# 03 spec front grille removal



## johnp69 (Feb 22, 2003)

Hey guys i know this is newbie but how the hell do i get the front grille off to remove the emblem....im not much of a hands on guy and have no experience with stuff so any help would be appreciated....i need details...


----------



## johnp69 (Feb 22, 2003)

Wow no one has taken their grille off, huh thx for the help


----------



## Guest (Mar 7, 2003)

Gotta have a little patience there sometimes man.  

I don't know of many who have actually taken off the front grill to remove that oversized hamburger, but I'll tell you how I did it. I used a set of needle nosed pliers to reach down and break off the ends of the tabs.

You'll notice that they installed by pushing the plastic though and then melted the ends to seal it to the grill. Snap enough away so that it'll fit back through the grill and that puppy will fall right out. 

I suggest then you attach it to a gold chain and wear it around your neck while attending all the lot nights in your area.

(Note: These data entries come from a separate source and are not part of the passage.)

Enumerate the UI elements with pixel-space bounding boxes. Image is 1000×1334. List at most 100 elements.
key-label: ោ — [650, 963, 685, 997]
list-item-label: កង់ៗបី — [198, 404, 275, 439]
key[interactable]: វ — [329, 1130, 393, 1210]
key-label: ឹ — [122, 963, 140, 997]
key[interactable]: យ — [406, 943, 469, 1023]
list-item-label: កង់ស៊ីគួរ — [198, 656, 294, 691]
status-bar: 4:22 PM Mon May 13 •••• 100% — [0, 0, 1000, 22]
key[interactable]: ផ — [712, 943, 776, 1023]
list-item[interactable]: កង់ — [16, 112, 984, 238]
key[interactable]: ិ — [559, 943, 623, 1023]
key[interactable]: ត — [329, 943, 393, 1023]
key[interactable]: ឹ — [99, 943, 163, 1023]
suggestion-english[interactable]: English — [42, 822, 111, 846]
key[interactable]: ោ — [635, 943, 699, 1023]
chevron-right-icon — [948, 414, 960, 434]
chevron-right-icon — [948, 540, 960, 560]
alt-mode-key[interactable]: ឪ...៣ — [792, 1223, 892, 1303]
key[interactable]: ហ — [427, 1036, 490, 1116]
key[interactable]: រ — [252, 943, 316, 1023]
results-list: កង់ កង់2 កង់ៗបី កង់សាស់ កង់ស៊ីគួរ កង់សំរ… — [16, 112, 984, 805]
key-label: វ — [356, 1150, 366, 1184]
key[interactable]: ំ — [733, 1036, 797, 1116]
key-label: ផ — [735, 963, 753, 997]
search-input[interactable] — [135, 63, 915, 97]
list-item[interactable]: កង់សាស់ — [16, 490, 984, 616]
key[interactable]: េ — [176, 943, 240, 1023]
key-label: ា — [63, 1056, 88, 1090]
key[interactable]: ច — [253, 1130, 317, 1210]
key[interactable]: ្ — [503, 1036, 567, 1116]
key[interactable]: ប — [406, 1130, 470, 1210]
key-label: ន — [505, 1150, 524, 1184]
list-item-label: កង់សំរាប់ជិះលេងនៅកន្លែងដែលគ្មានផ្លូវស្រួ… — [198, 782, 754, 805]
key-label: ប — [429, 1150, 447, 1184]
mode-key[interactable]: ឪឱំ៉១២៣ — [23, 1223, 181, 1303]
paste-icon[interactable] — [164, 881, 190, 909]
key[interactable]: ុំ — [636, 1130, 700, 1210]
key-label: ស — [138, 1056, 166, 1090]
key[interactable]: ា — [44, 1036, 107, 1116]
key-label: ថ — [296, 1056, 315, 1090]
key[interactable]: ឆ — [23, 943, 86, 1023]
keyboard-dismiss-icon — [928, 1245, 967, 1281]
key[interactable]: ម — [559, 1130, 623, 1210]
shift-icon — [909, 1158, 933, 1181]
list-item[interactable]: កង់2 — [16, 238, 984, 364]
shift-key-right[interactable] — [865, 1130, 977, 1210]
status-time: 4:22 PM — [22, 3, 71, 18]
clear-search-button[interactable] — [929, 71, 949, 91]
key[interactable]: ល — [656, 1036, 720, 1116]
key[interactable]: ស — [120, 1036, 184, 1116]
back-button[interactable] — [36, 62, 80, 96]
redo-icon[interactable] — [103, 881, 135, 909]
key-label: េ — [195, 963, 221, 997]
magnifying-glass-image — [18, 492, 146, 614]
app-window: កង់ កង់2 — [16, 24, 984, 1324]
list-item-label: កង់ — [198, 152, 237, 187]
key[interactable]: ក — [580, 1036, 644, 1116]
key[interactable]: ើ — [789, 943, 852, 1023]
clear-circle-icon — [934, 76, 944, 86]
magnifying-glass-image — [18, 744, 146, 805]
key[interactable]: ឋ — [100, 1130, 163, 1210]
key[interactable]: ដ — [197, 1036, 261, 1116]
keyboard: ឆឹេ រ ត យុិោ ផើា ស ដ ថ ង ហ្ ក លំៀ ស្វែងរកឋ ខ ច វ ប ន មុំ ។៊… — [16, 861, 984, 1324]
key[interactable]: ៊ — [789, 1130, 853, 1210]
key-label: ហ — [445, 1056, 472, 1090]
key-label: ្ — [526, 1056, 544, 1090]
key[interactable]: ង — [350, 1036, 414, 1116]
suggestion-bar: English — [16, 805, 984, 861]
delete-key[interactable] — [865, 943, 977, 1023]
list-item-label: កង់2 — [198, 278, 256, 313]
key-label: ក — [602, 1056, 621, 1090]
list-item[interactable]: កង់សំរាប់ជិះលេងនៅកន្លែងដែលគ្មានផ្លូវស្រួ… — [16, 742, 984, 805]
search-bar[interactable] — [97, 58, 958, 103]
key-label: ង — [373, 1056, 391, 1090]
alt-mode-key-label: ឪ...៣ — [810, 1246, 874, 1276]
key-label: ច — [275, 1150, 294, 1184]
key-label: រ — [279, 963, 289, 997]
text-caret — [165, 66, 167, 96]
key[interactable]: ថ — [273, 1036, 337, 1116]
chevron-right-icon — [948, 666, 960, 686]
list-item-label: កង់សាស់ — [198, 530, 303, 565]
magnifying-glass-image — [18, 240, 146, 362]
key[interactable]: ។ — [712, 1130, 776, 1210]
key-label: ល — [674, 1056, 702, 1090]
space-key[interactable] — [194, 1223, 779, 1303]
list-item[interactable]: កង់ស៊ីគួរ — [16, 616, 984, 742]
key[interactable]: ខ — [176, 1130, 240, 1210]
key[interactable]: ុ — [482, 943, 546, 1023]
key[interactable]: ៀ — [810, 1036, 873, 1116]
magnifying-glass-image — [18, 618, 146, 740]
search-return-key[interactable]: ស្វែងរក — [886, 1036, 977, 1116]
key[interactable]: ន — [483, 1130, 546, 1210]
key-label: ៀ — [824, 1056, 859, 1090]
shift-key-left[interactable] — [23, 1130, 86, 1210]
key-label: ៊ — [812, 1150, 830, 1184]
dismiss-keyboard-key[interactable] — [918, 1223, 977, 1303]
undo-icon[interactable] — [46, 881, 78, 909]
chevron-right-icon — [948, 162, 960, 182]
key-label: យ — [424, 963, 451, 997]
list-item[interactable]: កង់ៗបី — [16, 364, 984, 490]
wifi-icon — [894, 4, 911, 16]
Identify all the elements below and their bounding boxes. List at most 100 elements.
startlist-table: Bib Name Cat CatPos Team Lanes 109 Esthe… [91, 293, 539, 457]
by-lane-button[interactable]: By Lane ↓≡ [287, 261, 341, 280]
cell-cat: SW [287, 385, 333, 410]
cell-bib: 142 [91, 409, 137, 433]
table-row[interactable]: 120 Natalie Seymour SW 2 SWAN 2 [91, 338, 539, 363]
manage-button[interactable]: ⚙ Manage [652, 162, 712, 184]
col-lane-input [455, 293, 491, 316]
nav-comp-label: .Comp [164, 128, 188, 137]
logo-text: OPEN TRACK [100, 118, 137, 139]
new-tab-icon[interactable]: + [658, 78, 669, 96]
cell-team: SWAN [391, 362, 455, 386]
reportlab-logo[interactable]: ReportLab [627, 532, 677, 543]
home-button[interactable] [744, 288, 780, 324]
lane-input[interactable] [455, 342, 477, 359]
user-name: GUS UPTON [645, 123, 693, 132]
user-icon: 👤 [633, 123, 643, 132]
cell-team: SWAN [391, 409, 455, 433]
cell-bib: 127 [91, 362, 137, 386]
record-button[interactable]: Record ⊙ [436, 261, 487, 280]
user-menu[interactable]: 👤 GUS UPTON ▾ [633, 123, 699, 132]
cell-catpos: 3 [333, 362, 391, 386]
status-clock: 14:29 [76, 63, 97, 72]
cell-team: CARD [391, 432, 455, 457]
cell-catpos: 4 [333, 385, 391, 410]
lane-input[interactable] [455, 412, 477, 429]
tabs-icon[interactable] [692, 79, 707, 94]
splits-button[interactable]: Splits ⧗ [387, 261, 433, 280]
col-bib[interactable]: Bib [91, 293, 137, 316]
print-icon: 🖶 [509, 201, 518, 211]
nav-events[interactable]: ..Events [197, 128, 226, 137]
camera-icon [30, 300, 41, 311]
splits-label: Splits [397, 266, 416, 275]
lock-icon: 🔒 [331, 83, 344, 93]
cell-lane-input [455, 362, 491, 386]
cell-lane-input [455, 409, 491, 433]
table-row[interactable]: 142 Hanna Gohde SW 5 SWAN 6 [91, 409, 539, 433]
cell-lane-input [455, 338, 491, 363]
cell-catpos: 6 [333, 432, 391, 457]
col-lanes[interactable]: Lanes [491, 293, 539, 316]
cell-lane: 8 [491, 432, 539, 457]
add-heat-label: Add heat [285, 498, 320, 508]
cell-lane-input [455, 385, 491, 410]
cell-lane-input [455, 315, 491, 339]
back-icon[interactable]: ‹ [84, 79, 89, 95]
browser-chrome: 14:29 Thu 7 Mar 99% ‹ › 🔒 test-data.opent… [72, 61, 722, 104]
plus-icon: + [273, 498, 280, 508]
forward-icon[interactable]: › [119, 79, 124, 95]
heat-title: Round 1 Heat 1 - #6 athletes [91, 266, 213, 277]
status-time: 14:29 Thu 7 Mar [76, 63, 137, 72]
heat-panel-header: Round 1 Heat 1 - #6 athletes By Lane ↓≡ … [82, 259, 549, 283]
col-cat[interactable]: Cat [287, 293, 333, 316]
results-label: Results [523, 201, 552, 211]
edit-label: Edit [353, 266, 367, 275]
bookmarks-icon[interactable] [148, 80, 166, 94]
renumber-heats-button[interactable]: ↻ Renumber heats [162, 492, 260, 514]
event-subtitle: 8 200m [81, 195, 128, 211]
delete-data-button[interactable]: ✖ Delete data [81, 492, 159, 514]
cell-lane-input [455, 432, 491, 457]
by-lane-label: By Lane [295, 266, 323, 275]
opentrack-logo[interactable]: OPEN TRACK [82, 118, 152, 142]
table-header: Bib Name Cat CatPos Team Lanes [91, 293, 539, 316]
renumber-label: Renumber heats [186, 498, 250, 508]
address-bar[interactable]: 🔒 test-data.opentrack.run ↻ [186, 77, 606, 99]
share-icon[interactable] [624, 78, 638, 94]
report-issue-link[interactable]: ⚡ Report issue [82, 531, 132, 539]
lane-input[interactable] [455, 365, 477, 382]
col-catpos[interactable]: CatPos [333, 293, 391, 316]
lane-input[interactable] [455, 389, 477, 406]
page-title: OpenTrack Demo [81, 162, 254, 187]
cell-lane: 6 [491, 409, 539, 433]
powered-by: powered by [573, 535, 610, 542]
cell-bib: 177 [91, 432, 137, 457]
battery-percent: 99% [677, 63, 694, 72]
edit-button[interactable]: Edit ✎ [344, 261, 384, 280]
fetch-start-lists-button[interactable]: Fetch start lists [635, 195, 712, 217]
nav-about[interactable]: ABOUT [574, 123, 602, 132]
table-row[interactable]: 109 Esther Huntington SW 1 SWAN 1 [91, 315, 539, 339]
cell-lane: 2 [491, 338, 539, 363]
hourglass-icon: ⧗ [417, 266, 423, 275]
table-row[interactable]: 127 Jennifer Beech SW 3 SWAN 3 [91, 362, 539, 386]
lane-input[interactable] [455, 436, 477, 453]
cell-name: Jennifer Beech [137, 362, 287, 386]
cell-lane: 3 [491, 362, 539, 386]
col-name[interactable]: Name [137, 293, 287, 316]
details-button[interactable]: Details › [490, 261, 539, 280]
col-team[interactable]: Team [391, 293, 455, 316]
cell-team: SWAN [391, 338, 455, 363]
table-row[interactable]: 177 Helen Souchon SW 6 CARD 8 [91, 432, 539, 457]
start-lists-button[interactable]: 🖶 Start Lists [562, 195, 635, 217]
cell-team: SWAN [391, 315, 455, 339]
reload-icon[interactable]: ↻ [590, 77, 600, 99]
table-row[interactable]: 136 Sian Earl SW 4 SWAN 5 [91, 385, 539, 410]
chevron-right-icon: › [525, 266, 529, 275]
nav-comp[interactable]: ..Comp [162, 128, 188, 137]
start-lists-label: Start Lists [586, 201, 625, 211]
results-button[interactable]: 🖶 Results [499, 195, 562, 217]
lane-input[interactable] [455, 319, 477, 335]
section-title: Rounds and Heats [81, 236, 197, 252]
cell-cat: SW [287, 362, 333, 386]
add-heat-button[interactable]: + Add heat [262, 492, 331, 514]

(Just kidding about the last part by the way.)


----------



## Phill The Thrill (Mar 7, 2003)

johnp69 said:


> *Hey guys i know this is newbie but how the hell do i get the front grille off to remove the emblem....im not much of a hands on guy and have no experience with stuff so any help would be appreciated....i need details... *


Dude there's like 6 to 8 plastic plugs and 6-8 metal clamps (on the inside of the grille) 
Open your hood, use a small screw driver to carefully poop the plastic plug out.
Remove the metal clamps from the inside of the grille. (look which way they came off, so you remember how to put them back)
carefully pull the grille out.
I used a soldering gun to melt the plastic on the Nissan emblem, then I stuck the SE-R badge on the grille.

Took me 15 minutes

good luck bud
Phill


----------



## johnp69 (Feb 22, 2003)

hey guys thanks for the help and suggestions on removing the emblem on grille, its off and i wear it proudly everywhere i go......lol ill post a pic soon thanks again


----------



## Quaz (Dec 20, 2002)

I took the Nissan emblems off and the Sentra off. Looks GREAT so far, im gonna get the sers off the side as soon as it stops raining and warms up again.


----------



## Guest (Mar 17, 2003)

I took a blow torch to my front hamburger. Came off in about 2 seconds, and then I use a Sharpie to touch up the grill paint (made two pin head size marks). Looks just fine!


----------



## SentraXERacer (Oct 7, 2002)

Quaz said:


> *I took the Nissan emblems off and the Sentra off. Looks GREAT so far, im gonna get the sers off the side as soon as it stops raining and warms up again. *


I shaved the sentra and model type on my b-13, but would never remove the center Nissan Emblem on the rear. The only emblem I intend to shave on my Spec is the "Sentra" on the rear, and the "B.K. Whopper" on the grill. Looks very clean, without an emblem, also looks aweful with a SE-R emblem on the grill, don't do it.(IMO) Is it Illegal to shave all the decals off of the rear of your car? What does the cop do when he pulls you over for having a Yellow car and no info on the back?


----------